Mimo że szef Rady Ministrów obiecał już pomoc dla przedsiębiorców, niemniejsze kontrowersje wzbudza również powołanie żandarmerii wojskowej do strzeżenia cmentarzy.
Żandarmeria wojskowa na cmentarzu
Na kanale "Świadomi Polacy" pojawił się materiał, na którym mężczyzna wraz z dziećmi postanowił w tradycyjny sposób zapalić znicze na grobie zmarłych. Na miejscu spotkał jednak pilnujących porządku wojskowych.
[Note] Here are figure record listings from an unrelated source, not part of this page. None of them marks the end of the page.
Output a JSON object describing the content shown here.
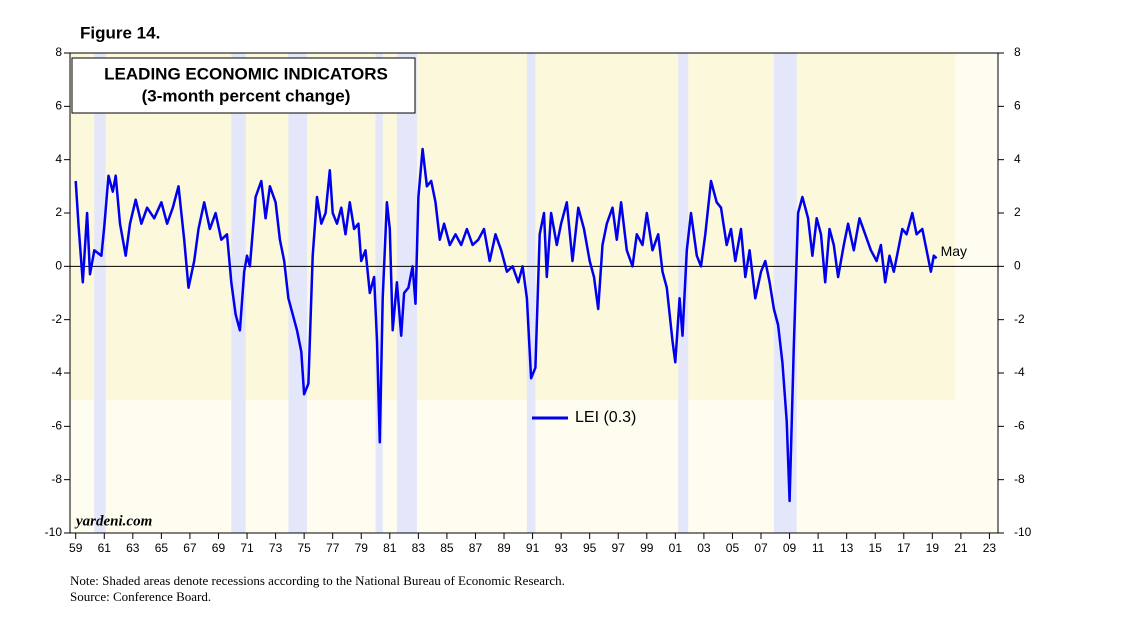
{
  "chart_data": {
    "type": "line",
    "figure_label": "Figure 14.",
    "title": "LEADING ECONOMIC INDICATORS",
    "subtitle": "(3-month percent change)",
    "x": [
      1959.0,
      1959.2,
      1959.5,
      1959.8,
      1960.0,
      1960.3,
      1960.8,
      1961.0,
      1961.3,
      1961.6,
      1961.8,
      1962.1,
      1962.5,
      1962.8,
      1963.2,
      1963.6,
      1964.0,
      1964.5,
      1965.0,
      1965.4,
      1965.8,
      1966.2,
      1966.6,
      1966.9,
      1967.3,
      1967.6,
      1968.0,
      1968.4,
      1968.8,
      1969.2,
      1969.6,
      1969.9,
      1970.2,
      1970.5,
      1970.8,
      1971.0,
      1971.2,
      1971.6,
      1972.0,
      1972.3,
      1972.6,
      1973.0,
      1973.3,
      1973.6,
      1973.9,
      1974.2,
      1974.5,
      1974.8,
      1975.0,
      1975.3,
      1975.6,
      1975.9,
      1976.2,
      1976.5,
      1976.8,
      1977.0,
      1977.3,
      1977.6,
      1977.9,
      1978.2,
      1978.5,
      1978.8,
      1979.0,
      1979.3,
      1979.6,
      1979.9,
      1980.1,
      1980.3,
      1980.5,
      1980.8,
      1981.0,
      1981.2,
      1981.5,
      1981.8,
      1982.0,
      1982.3,
      1982.6,
      1982.8,
      1983.0,
      1983.3,
      1983.6,
      1983.9,
      1984.2,
      1984.5,
      1984.8,
      1985.2,
      1985.6,
      1986.0,
      1986.4,
      1986.8,
      1987.2,
      1987.6,
      1988.0,
      1988.4,
      1988.8,
      1989.2,
      1989.6,
      1990.0,
      1990.3,
      1990.6,
      1990.9,
      1991.2,
      1991.5,
      1991.8,
      1992.0,
      1992.3,
      1992.7,
      1993.0,
      1993.4,
      1993.8,
      1994.2,
      1994.6,
      1995.0,
      1995.3,
      1995.6,
      1995.9,
      1996.2,
      1996.6,
      1996.9,
      1997.2,
      1997.6,
      1998.0,
      1998.3,
      1998.7,
      1999.0,
      1999.4,
      1999.8,
      2000.1,
      2000.4,
      2000.8,
      2001.0,
      2001.3,
      2001.5,
      2001.8,
      2002.1,
      2002.5,
      2002.8,
      2003.1,
      2003.5,
      2003.9,
      2004.2,
      2004.6,
      2004.9,
      2005.2,
      2005.6,
      2005.9,
      2006.2,
      2006.6,
      2007.0,
      2007.3,
      2007.6,
      2007.9,
      2008.2,
      2008.5,
      2008.8,
      2009.0,
      2009.3,
      2009.6,
      2009.9,
      2010.3,
      2010.6,
      2010.9,
      2011.2,
      2011.5,
      2011.8,
      2012.1,
      2012.4,
      2012.8,
      2013.1,
      2013.5,
      2013.9,
      2014.3,
      2014.7,
      2015.1,
      2015.4,
      2015.7,
      2016.0,
      2016.3,
      2016.6,
      2016.9,
      2017.2,
      2017.6,
      2017.9,
      2018.3,
      2018.6,
      2018.9,
      2019.1,
      2019.3
    ],
    "series": [
      {
        "name": "LEI (0.3)",
        "color": "#0000ee",
        "values": [
          3.2,
          1.5,
          -0.6,
          2.0,
          -0.3,
          0.6,
          0.4,
          1.5,
          3.4,
          2.8,
          3.4,
          1.6,
          0.4,
          1.6,
          2.5,
          1.6,
          2.2,
          1.8,
          2.4,
          1.6,
          2.2,
          3.0,
          1.0,
          -0.8,
          0.2,
          1.4,
          2.4,
          1.4,
          2.0,
          1.0,
          1.2,
          -0.6,
          -1.8,
          -2.4,
          -0.2,
          0.4,
          0.0,
          2.6,
          3.2,
          1.8,
          3.0,
          2.4,
          1.0,
          0.2,
          -1.2,
          -1.8,
          -2.4,
          -3.2,
          -4.8,
          -4.4,
          0.4,
          2.6,
          1.6,
          2.0,
          3.6,
          2.0,
          1.6,
          2.2,
          1.2,
          2.4,
          1.4,
          1.6,
          0.2,
          0.6,
          -1.0,
          -0.4,
          -2.8,
          -6.6,
          -1.2,
          2.4,
          1.4,
          -2.4,
          -0.6,
          -2.6,
          -1.0,
          -0.8,
          0.0,
          -1.4,
          2.6,
          4.4,
          3.0,
          3.2,
          2.4,
          1.0,
          1.6,
          0.8,
          1.2,
          0.8,
          1.4,
          0.8,
          1.0,
          1.4,
          0.2,
          1.2,
          0.6,
          -0.2,
          0.0,
          -0.6,
          0.0,
          -1.2,
          -4.2,
          -3.8,
          1.2,
          2.0,
          -0.4,
          2.0,
          0.8,
          1.6,
          2.4,
          0.2,
          2.2,
          1.4,
          0.2,
          -0.4,
          -1.6,
          0.8,
          1.6,
          2.2,
          1.0,
          2.4,
          0.6,
          0.0,
          1.2,
          0.8,
          2.0,
          0.6,
          1.2,
          -0.2,
          -0.8,
          -2.8,
          -3.6,
          -1.2,
          -2.6,
          0.6,
          2.0,
          0.4,
          0.0,
          1.2,
          3.2,
          2.4,
          2.2,
          0.8,
          1.4,
          0.2,
          1.4,
          -0.4,
          0.6,
          -1.2,
          -0.2,
          0.2,
          -0.6,
          -1.6,
          -2.2,
          -3.6,
          -5.8,
          -8.8,
          -3.0,
          2.0,
          2.6,
          1.8,
          0.4,
          1.8,
          1.2,
          -0.6,
          1.4,
          0.8,
          -0.4,
          0.8,
          1.6,
          0.6,
          1.8,
          1.2,
          0.6,
          0.2,
          0.8,
          -0.6,
          0.4,
          -0.2,
          0.6,
          1.4,
          1.2,
          2.0,
          1.2,
          1.4,
          0.6,
          -0.2,
          0.4,
          0.3
        ]
      }
    ],
    "annotation": "May",
    "watermark": "yardeni.com",
    "recessions": [
      [
        1960.3,
        1961.1
      ],
      [
        1969.9,
        1970.9
      ],
      [
        1973.9,
        1975.2
      ],
      [
        1980.0,
        1980.5
      ],
      [
        1981.5,
        1982.9
      ],
      [
        1990.6,
        1991.2
      ],
      [
        2001.2,
        2001.9
      ],
      [
        2007.9,
        2009.5
      ]
    ],
    "xlim": [
      1958.6,
      2023.6
    ],
    "ylim": [
      -10,
      8
    ],
    "yticks": [
      -10,
      -8,
      -6,
      -4,
      -2,
      0,
      2,
      4,
      6,
      8
    ],
    "xticks": [
      {
        "value": 1959,
        "label": "59"
      },
      {
        "value": 1961,
        "label": "61"
      },
      {
        "value": 1963,
        "label": "63"
      },
      {
        "value": 1965,
        "label": "65"
      },
      {
        "value": 1967,
        "label": "67"
      },
      {
        "value": 1969,
        "label": "69"
      },
      {
        "value": 1971,
        "label": "71"
      },
      {
        "value": 1973,
        "label": "73"
      },
      {
        "value": 1975,
        "label": "75"
      },
      {
        "value": 1977,
        "label": "77"
      },
      {
        "value": 1979,
        "label": "79"
      },
      {
        "value": 1981,
        "label": "81"
      },
      {
        "value": 1983,
        "label": "83"
      },
      {
        "value": 1985,
        "label": "85"
      },
      {
        "value": 1987,
        "label": "87"
      },
      {
        "value": 1989,
        "label": "89"
      },
      {
        "value": 1991,
        "label": "91"
      },
      {
        "value": 1993,
        "label": "93"
      },
      {
        "value": 1995,
        "label": "95"
      },
      {
        "value": 1997,
        "label": "97"
      },
      {
        "value": 1999,
        "label": "99"
      },
      {
        "value": 2001,
        "label": "01"
      },
      {
        "value": 2003,
        "label": "03"
      },
      {
        "value": 2005,
        "label": "05"
      },
      {
        "value": 2007,
        "label": "07"
      },
      {
        "value": 2009,
        "label": "09"
      },
      {
        "value": 2011,
        "label": "11"
      },
      {
        "value": 2013,
        "label": "13"
      },
      {
        "value": 2015,
        "label": "15"
      },
      {
        "value": 2017,
        "label": "17"
      },
      {
        "value": 2019,
        "label": "19"
      },
      {
        "value": 2021,
        "label": "21"
      },
      {
        "value": 2023,
        "label": "23"
      }
    ],
    "notes": [
      "Note: Shaded areas denote recessions according to the National Bureau of Economic Research.",
      "Source: Conference Board."
    ]
  }
}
Wkrótce obie strony zaangażowały się w sprzeczkę. Autor nagrania usiłował argumentować, że rozporządzenie rządzących nie ma jakiekolwiek zaczepienia w polskim prawie.
Zamieszczony w serwisie YouTube filmik spotkał się z dwojakimi reakcjami. Podczas gdy część użytkowników internetu krytykowała mężczyznę, który postanowił jawnie zignorować panujący zakaz, inni wskazywali, że krytyka funkcjonariuszy jest mocno niesprawiedliwa.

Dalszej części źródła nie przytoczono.